# Force and Electric field within a cubic lattice

1. Jul 5, 2012

### VictorWutang

1. The problem statement, all variables and given/known data

There are Cl+ ions at the corners of a cube of side a = .4nm and a Cs- ion at the center.
a) What is the net force on the Cs- ion?
b) What is the electric field at the center of the cube cause by all of the Cl ions?
c) What is the electric potential at that point?

2. Relevant equations

F = kq1q2 / r2
E = kq / r
U

3. The attempt at a solution

a) Since each force has an equal force from the opposite corner, I think the net force should be 0. (seems too easy for a test problem, so please let me know if i'm wrong.)

B) For the same reasons as above, wouldn't E be 0?

C) really not sure where to go with this, guessing its an integral relying on the change in distance from each corner going from start position to infinity, and the the sum of those forces for each 8 corners.

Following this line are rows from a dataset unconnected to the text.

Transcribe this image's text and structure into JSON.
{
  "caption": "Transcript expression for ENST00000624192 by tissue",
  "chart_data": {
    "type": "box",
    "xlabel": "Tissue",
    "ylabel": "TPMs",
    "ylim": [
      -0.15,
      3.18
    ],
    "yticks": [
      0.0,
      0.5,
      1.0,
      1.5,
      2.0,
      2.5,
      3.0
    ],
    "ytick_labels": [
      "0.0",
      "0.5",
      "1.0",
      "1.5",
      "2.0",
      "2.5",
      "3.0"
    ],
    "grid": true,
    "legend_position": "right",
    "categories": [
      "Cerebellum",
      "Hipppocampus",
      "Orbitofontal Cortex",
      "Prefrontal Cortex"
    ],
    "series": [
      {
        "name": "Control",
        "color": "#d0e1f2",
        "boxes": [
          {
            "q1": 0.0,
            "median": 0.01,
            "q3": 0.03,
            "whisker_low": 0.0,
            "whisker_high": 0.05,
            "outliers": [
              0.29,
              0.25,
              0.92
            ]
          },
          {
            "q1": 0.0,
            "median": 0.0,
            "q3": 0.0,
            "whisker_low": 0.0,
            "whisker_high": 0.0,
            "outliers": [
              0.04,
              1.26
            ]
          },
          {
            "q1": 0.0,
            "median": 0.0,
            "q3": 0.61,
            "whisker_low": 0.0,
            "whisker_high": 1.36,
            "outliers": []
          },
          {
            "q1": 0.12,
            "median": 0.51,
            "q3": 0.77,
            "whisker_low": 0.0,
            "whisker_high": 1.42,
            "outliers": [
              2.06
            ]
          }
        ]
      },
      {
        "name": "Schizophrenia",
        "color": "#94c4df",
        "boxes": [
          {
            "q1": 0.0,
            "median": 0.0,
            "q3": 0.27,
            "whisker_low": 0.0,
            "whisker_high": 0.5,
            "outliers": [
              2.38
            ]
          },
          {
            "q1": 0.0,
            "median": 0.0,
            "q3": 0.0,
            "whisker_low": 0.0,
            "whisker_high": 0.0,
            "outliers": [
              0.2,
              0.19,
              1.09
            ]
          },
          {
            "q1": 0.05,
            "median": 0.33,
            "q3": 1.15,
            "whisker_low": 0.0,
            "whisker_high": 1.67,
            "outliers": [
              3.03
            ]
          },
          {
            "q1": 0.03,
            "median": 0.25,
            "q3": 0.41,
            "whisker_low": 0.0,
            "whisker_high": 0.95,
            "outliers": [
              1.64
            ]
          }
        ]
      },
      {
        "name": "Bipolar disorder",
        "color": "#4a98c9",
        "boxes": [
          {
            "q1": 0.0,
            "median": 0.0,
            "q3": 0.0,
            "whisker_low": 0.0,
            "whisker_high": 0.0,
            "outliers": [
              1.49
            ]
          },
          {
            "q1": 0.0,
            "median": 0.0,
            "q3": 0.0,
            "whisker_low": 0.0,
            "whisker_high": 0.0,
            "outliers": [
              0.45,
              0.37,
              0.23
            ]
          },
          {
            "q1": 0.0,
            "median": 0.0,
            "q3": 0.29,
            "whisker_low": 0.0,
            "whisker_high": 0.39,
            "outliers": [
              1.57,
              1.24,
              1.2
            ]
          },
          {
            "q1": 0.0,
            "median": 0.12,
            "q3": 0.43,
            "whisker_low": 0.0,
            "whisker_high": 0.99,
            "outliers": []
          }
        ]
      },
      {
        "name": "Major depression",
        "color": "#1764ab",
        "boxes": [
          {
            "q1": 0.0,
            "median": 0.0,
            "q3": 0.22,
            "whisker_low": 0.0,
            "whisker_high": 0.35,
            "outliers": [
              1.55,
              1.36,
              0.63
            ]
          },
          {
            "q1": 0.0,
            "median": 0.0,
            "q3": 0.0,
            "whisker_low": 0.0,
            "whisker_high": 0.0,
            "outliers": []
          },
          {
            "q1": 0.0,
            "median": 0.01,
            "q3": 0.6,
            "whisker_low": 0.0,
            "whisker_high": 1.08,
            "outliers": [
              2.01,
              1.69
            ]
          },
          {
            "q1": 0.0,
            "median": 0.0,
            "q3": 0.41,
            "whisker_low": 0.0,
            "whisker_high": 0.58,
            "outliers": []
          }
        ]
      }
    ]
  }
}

Since it could move in a straight line through one of the faces, there would be 2 sets of 4 equal integrals, so i've gotten 4√(3)a/2Edr + 4-√(3)a/2Edr but even if this is right I have E = 0 so I can't do this.

2. Jul 5, 2012

### Yukoel

Hello,
Of course the net electric field at the center is zero.There are symmetrically opposing fields from all vertices.The charges are of the same nature and electric field is a vector.So I think your reasoning for questions a and b is correct. Potential however is a scalar so it has no direction.Just add the potentials due to individual charges ,or for the sake of symmetry seen here multiply potential due to one charge by 8.As far as your integral is concerned (which I will consider a difficult task to work with) see that E=0 only at the center of the cube.(or cuboid)It is not zero anywhere else inside the cube(or cuboid).
(Okay just a side question not related to the topic .Chemistry is not one of my strengths but I think the question should assign negative charges to chlorine ions,isnt it? )
regards
Yukoel

3. Jul 6, 2012

### VictorWutang

so inside the integral is Edr = kq1q2/ r2dr

which, when integrated, is -kq1q2/r

And since ΔV = - ∫Edr so the value i get turns positive, which seems like it would be correct. Then i would just plug in the numbers.

is this right?

4. Jul 6, 2012

### Yukoel

V is a function of the source charge only. What you are deriving is potential energy.Sign seems fine.
You can directly use the expression for potentials considering the point charges separately.Evaluating the integral is correct but unnecessary in your problem.
regards
Yukoel